But I think the code *TEST* was dropped from amateur radio licensing for very different reasons.


The main reason that code was dropped is because amateur radio is a hobby in decline and making it easier to get licensed gave it additional life support, at least for some time.  The number of licensed hams in the US over the past 10 years has remained flat (+/- 1%), in spite of a 10% increase in population. 

Your definition of "decline" seems to be based entirely on the number of licensees. I think a much broader definition is needed.

Simply looking at growth in numbers as the only measure of whether something is "in decline" isn't accurate. Or good.

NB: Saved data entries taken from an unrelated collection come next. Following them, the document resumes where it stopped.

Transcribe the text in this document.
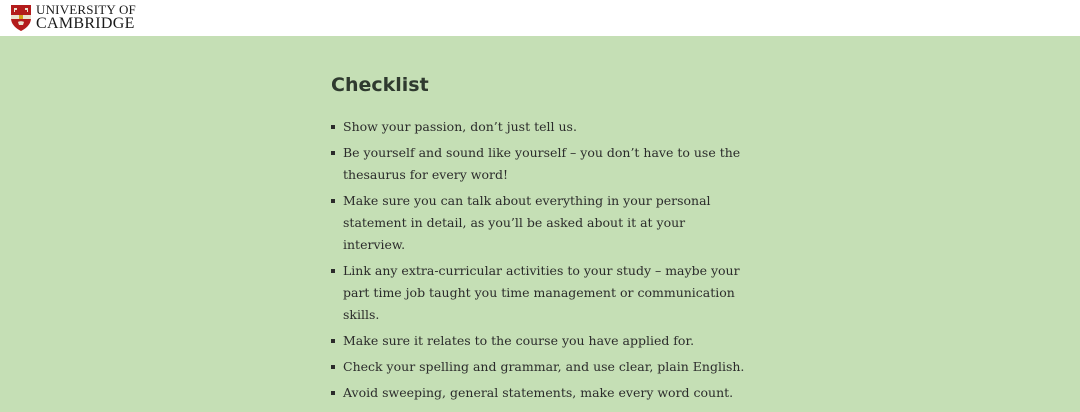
UNIVERSITY OF
CAMBRIDGE
Checklist
Show your passion, don’t just tell us.
Be yourself and sound like yourself – you don’t have to use the thesaurus for every word!
Make sure you can talk about everything in your personal statement in detail, as you’ll be asked about it at your interview.
Link any extra-curricular activities to your study – maybe your part time job taught you time management or communication skills.
Make sure it relates to the course you have applied for.
Check your spelling and grammar, and use clear, plain English.
Avoid sweeping, general statements, make every word count.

Edward Abbey wrote: "Growth for the sake of growth is the ideology of the cancer cell"

I think that Quality is as important if not more important than Quantity.

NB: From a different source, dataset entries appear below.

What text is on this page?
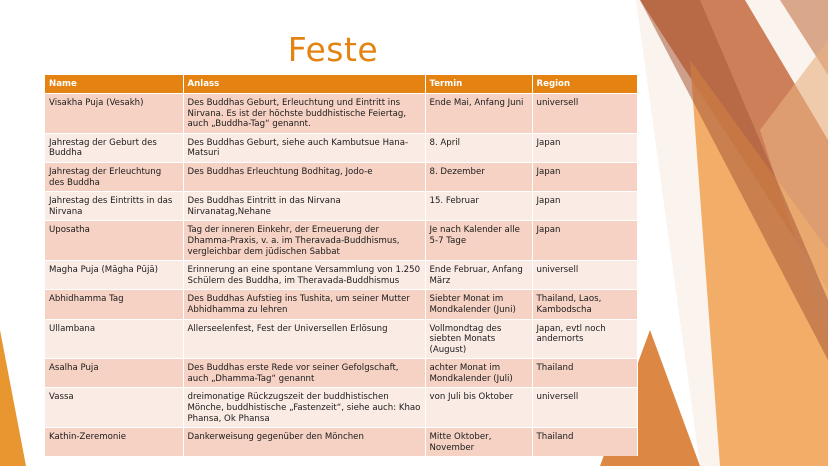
Feste
Name	Anlass	Termin	Region
Visakha Puja (Vesakh)	Des Buddhas Geburt, Erleuchtung und Eintritt ins Nirvana. Es ist der höchste buddhistische Feiertag, auch „Buddha-Tag“ genannt.	Ende Mai, Anfang Juni	universell
Jahrestag der Geburt des Buddha	Des Buddhas Geburt, siehe auch Kambutsue Hana-Matsuri	8. April	Japan
Jahrestag der Erleuchtung des Buddha	Des Buddhas Erleuchtung Bodhitag, Jodo-e	8. Dezember	Japan
Jahrestag des Eintritts in das Nirvana	Des Buddhas Eintritt in das Nirvana Nirvanatag,Nehane	15. Februar	Japan
Uposatha	Tag der inneren Einkehr, der Erneuerung der Dhamma-Praxis, v. a. im Theravada-Buddhismus, vergleichbar dem jüdischen Sabbat	Je nach Kalender alle 5-7 Tage	Japan
Magha Puja (Māgha Pūjā)	Erinnerung an eine spontane Versammlung von 1.250 Schülern des Buddha, im Theravada-Buddhismus	Ende Februar, Anfang März	universell
Abhidhamma Tag	Des Buddhas Aufstieg ins Tushita, um seiner Mutter Abhidhamma zu lehren	Siebter Monat im Mondkalender (Juni)	Thailand, Laos, Kambodscha
Ullambana	Allerseelenfest, Fest der Universellen Erlösung	Vollmondtag des siebten Monats (August)	Japan, evtl noch andernorts
Asalha Puja	Des Buddhas erste Rede vor seiner Gefolgschaft, auch „Dhamma-Tag“ genannt	achter Monat im Mondkalender (Juli)	Thailand
Vassa	dreimonatige Rückzugszeit der buddhistischen Mönche, buddhistische „Fastenzeit“, siehe auch: Khao Phansa, Ok Phansa	von Juli bis Oktober	universell
Kathin-Zeremonie	Dankerweisung gegenüber den Mönchen	Mitte Oktober, November	Thailand
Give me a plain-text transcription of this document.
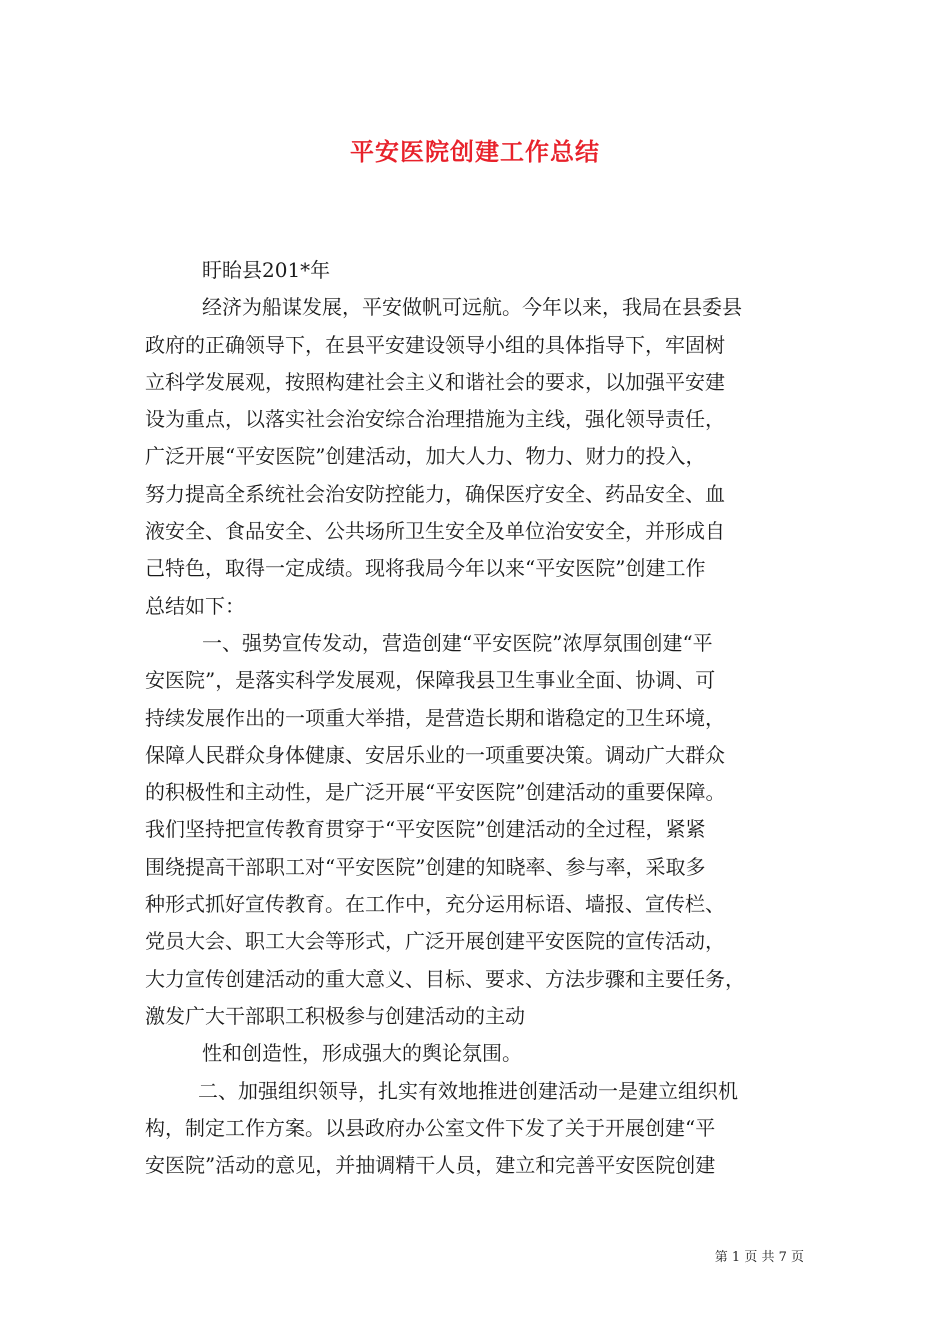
平安医院创建工作总结
盱眙县201*年
经济为船谋发展，平安做帆可远航。今年以来，我局在县委县
政府的正确领导下，在县平安建设领导小组的具体指导下，牢固树
立科学发展观，按照构建社会主义和谐社会的要求，以加强平安建
设为重点，以落实社会治安综合治理措施为主线，强化领导责任，
广泛开展“平安医院”创建活动，加大人力、物力、财力的投入，
努力提高全系统社会治安防控能力，确保医疗安全、药品安全、血
液安全、食品安全、公共场所卫生安全及单位治安安全，并形成自
己特色，取得一定成绩。现将我局今年以来“平安医院”创建工作
总结如下：
一、强势宣传发动，营造创建“平安医院”浓厚氛围创建“平
安医院”，是落实科学发展观，保障我县卫生事业全面、协调、可
持续发展作出的一项重大举措，是营造长期和谐稳定的卫生环境，
保障人民群众身体健康、安居乐业的一项重要决策。调动广大群众
的积极性和主动性，是广泛开展“平安医院”创建活动的重要保障。
我们坚持把宣传教育贯穿于“平安医院”创建活动的全过程，紧紧
围绕提高干部职工对“平安医院”创建的知晓率、参与率，采取多
种形式抓好宣传教育。在工作中，充分运用标语、墙报、宣传栏、
党员大会、职工大会等形式，广泛开展创建平安医院的宣传活动，
大力宣传创建活动的重大意义、目标、要求、方法步骤和主要任务，
激发广大干部职工积极参与创建活动的主动
性和创造性，形成强大的舆论氛围。
二、加强组织领导，扎实有效地推进创建活动一是建立组织机
构，制定工作方案。以县政府办公室文件下发了关于开展创建“平
安医院”活动的意见，并抽调精干人员，建立和完善平安医院创建
第 1 页 共 7 页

If the code requirement was still in place, the number of hams would be steadily decreasing, and this is bad for both ARRL and radio equipment manufacturers, so they lobbied to get the code dropped and make ham radio more accessible.

Nobody knows how the numbers would have changed if things had turned out differently. We only know what did happen.

ARRL did *not* lobby to eliminate the code test. Some equipment manufacturers did. And some hams did.

And as has been noted in other posts, the *written* testing was also reduced and simplified.


It would be interesting to see statistic of code proficiency by age group as well as date of upgrade to General / Extra. 

That would be interesting - but such statistics aren't available because FCC hasn't kept age data on licensees for many years.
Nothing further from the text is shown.